|
Un crématorium bientôt à Alençon ? La communauté urbaine lance une étude d’opportunité... |
1
Le bassin de vie d’Alençon sera-t-il doté un jour d’un crématorium ? La communauté urbaine d’Alençon lance une étude d’opportunité. Illustration © OUEST FRANCE / MARC OLLIVIER
Dans l’Orne, deux crématoriums sont mis à disposition du public, à Sées et à Argentan. La communauté urbaine d’Alençon réfléchit, elle aussi, à la perspective de lancer un tel projet. Une étude d’opportunité va être lancée.

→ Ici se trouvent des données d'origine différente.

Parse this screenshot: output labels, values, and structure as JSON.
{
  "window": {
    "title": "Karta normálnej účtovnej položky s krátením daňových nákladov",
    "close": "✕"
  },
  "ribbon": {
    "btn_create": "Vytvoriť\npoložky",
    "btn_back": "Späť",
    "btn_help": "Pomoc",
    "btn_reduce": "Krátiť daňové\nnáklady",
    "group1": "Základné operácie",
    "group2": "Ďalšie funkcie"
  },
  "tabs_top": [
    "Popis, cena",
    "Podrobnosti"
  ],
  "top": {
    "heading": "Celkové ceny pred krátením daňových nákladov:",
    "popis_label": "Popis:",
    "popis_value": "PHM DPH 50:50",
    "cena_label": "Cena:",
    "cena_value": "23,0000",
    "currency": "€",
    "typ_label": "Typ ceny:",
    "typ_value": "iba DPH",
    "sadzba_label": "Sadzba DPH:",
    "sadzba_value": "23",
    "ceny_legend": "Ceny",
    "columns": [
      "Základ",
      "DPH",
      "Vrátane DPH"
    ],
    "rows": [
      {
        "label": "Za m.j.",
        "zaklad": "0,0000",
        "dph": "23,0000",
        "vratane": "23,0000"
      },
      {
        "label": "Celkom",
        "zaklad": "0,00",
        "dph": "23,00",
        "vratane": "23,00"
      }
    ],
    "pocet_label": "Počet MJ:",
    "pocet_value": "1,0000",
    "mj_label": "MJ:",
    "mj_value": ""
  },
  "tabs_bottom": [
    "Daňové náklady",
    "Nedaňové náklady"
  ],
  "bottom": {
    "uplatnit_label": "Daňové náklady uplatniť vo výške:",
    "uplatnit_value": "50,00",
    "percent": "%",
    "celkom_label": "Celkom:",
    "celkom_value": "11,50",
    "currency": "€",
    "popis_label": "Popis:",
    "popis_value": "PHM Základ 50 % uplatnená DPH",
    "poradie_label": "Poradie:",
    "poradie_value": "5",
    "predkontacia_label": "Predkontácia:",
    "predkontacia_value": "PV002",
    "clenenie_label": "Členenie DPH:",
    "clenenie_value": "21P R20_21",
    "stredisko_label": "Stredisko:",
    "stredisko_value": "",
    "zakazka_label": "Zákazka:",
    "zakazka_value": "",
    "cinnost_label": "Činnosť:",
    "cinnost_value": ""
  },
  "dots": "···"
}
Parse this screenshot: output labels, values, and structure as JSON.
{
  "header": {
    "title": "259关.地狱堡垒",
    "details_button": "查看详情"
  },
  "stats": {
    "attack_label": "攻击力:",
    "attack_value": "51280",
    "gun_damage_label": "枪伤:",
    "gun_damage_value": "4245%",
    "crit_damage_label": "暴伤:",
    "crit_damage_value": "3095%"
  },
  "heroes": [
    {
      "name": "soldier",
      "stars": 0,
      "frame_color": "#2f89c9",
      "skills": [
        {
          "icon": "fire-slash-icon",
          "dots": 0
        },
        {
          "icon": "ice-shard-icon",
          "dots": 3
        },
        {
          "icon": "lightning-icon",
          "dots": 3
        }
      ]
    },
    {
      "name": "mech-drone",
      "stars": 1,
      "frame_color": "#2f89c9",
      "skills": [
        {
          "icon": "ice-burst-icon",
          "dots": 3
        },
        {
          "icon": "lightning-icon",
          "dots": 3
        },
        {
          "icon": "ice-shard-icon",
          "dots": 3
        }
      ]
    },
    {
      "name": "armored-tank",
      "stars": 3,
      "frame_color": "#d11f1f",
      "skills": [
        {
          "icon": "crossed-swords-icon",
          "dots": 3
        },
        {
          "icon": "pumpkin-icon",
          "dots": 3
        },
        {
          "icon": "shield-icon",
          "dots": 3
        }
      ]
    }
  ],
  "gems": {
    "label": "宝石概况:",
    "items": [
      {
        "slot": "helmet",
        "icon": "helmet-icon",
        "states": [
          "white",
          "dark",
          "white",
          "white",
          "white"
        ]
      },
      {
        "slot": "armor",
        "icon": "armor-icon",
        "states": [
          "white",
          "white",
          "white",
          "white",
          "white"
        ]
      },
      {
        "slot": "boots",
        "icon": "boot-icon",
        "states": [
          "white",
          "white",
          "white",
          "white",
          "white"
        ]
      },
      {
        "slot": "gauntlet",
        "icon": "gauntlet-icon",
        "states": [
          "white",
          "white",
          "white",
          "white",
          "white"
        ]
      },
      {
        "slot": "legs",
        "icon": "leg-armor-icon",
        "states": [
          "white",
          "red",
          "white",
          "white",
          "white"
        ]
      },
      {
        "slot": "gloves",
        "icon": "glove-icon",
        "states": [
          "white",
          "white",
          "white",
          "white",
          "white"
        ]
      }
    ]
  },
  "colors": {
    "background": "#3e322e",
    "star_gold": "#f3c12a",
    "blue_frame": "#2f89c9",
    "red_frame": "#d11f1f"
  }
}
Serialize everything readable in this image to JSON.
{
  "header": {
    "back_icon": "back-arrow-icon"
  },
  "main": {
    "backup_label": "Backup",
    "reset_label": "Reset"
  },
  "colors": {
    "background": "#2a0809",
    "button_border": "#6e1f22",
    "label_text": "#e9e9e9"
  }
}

Actuellement, quand un défunt de l’Orne avait émis le souhait d’être crématisé, ses proches doivent se rapprocher des deux crématoriums du département, à Sées ou à Argentan. Mais ce rite funéraire est en constante augmentation. « Les délais sont parfois importants », a rappelé le maire d’Alençon et président de la communauté urbaine, Joaquim Pueyo, évoquant qu’il n’est pas rare de devoir attendre « deux semaines » entre le décès et la crémation. « Il faut donc se pencher sur la question de créer un crématorium dans la commune. »
Lire aussi : Plus de six jours pour une crémation dans l’Orne : est-ce un délai d’attente inhabituel ?
Pour le Sud de l’Orne et le Nord de la Sarthe
La communauté urbaine d’Alençon souhaite donc mener une étude d’opportunité et de faisabilité « en vue d’implanter un crématorium sur son territoire », a détaillé Ahamada Dibo, lors du conseil communautaire, ce jeudi 16 octobre 2025.
Cette démarche consiste à « réaliser une étude prospective du besoin, dimensionner le projet (composition générale, surfaces, schéma fonctionnel), produire une modélisation économique (investissement, fonctionnement) et effectuer une analyse comparative des modes de gestion envisageables ».
Lire aussi : Sarthe. Près de la moitié des habitants optent pour la crémation
Un tel équipement, s’il voyait le jour, « servirait au sud du département de l’Orne et au nord de la Sarthe », estime Joaquim Pueyo. Du résultat de cette étude, découlera la décision de créer ou non un service public communautaire de crématorium. Le calendrier du déploiement de cette étude n’a pour le moment pas été communiqué.